Large PDF files cause email bounces, slow uploads, and storage problems. Whether your PDF is 50 MB, 100 MB, or larger, here's how to reduce its size dramatically in your browser — with no file size limits and no uploads to any server.
PDFs grow large primarily because of high-resolution embedded images, uncompressed scanned pages, and accumulated metadata from repeated editing. A 10-page scanned document can easily reach 50–100 MB when each page is stored as a 300 DPI uncompressed image.
Go to pdfeditor.onl/compress-pdf. Close other browser tabs first to free up RAM for processing the large file.
Tip: For files over 80 MB, use Chrome or Firefox on a desktop or laptop rather than a mobile browser for the most reliable processing.
Drag the large PDF onto the upload area or click to browse. The file loads into your browser's local memory — processing happens entirely on your device.
For large files where reducing size is the priority, select Strong compression. This typically reduces file size by 60–90%. Click Compress Now and wait — large files may take 20–60 seconds to process depending on your device.
The result panel shows the original size, compressed size, and percentage saved. Click Download Result. If you need even more reduction, try splitting the PDF first, compressing each part separately, then merging.

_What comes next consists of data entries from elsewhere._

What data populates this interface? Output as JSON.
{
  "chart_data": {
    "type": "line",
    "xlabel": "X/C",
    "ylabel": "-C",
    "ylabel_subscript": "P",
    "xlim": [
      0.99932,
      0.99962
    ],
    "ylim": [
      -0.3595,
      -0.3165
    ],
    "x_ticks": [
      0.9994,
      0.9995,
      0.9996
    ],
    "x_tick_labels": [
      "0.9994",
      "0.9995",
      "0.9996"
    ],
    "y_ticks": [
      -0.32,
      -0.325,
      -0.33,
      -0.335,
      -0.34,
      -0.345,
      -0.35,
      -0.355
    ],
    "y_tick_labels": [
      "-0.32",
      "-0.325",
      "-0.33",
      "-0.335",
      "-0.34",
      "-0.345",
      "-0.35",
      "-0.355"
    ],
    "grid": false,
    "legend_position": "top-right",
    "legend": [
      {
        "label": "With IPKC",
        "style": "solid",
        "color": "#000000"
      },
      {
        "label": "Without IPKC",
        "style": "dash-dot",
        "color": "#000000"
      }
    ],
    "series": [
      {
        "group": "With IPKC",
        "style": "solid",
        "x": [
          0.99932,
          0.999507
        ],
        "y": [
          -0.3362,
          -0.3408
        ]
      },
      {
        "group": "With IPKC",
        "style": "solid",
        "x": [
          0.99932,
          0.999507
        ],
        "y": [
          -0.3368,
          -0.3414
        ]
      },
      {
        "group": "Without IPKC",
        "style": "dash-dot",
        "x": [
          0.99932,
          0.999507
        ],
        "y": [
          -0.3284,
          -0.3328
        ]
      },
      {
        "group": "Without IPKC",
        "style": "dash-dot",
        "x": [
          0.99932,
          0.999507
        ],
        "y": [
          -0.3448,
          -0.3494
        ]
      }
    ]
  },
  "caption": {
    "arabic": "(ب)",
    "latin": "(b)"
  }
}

There is no artificial limit. Files up to 200 MB are commonly processed. For very large files, ensure you have at least 2–3× the file size in available RAM.
For a typical scanned document, Strong compression typically brings a 100 MB file down to 10–20 MB. Results vary depending on image content and resolution.
On a modern desktop, expect 10–30 seconds for a 50 MB file. On older devices or mobile, it may take 1–2 minutes. The browser will not freeze — processing runs in a background WebAssembly thread.